Resulta necesario darse cuenta de que si liberamos de manera absoluta a las entidades públicas del pago de las prestaciones podría llevar la frustración del derecho a las mismas en los supuestos de insolvencia del empresario, por lo que el ordenamiento jurídico establece garantías para que el beneficiario vea efectivo su derecho.

Nos encontramos con garantías adicionales y con el principio de automaticidad de las prestaciones. 

Principio de automaticidad: concepto

El principio de automaticidad opera en el caso de incumplimiento de las obligaciones de afiliación, alta y cotización, las entidades gestoras y colaboradoras harán efectiva la prestación subrogandose en los derechos de los beneficiarios teniendo una acción de repetición contra el empresario bien a través de la TGSS o bien demandando a la empresa responsable ante la jurisdicción social.

Garantías adicionales

Como garantías adicionales diferenciamos el Fondo de Garantía de Accidentes de Trabajo, el cual ostenta una doble función, como responsable de garantía, sustituyendo las obligaciones de los empresarios asegurados y por otra parte, respondiendo de la insolvencia de entidades gestoras y colaboradoras (INSS, MUTUAS) y el Reaseguro de accidentes de trabajo, como una obligación que puede establecer el Ministerio de Empleo y Seguridad Social a las mutuas de reasegurar en la TGSS el porcentaje de riesgos asumidos que se determine.

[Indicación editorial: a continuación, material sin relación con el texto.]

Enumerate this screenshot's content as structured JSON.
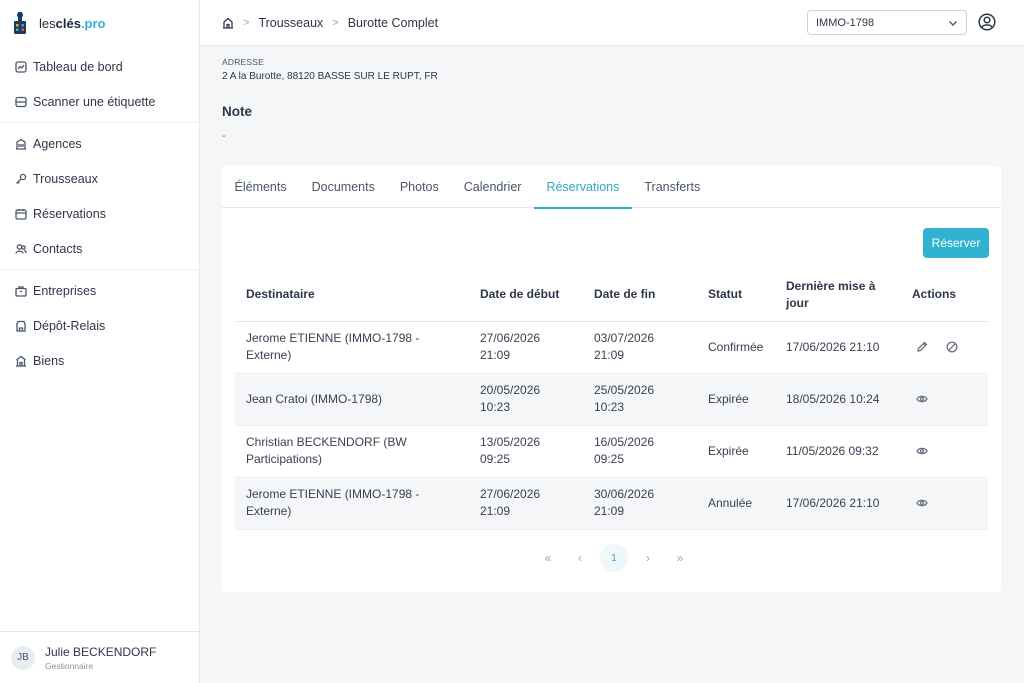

Dicho Reaseguro sólo puede comprender las prestaciones periódicas de incapacidad permanente, muerte y supervivencia que asuman las mutuas respecto de los trabajadores protegidos

Responsabilidades conexas

Nuestro ordenamiento jurídico también trata de hacer frente a la posible responsabilidad del empresario, interponiendo a otros responsables, de manera solidaria o subsidiaria. Como responsabilidad solidaria, señalamos la responsabilidad solidaria del empresario principal, contratista y subcontratista, respecto de las obligaciones en materia de Seguridad Social, comprendiendo tal responsabilidad las cotizaciones y las prestaciones, la responsabilidad solidaria entre cedente y cesionario en la cesión ilegal, las subrogaciones empresariales inter vivos y mortis causa, la responsabilidad solidara entre la ETT y la empresa usuaria cuando se efectúen contratos de puesta a disposición fuera de los supuestos legalmente establecidos y en los casos establecidos en la Ley de subcontratación en el sector de la construcción. 

Por otra parte, en lo referente a la responsabilidad subsidiaria, haremos mención a la contratación de obras y servicios que no corresponden a la propia actividad del empresario principal o en el caso de que transcurrieran mas de tres anos desde la finalización de la contrata, así como a la responsabilidad subsidiaria de la empresa usuaria en los contratos de puesta a disposición respecto de las obligaciones de seguridad social.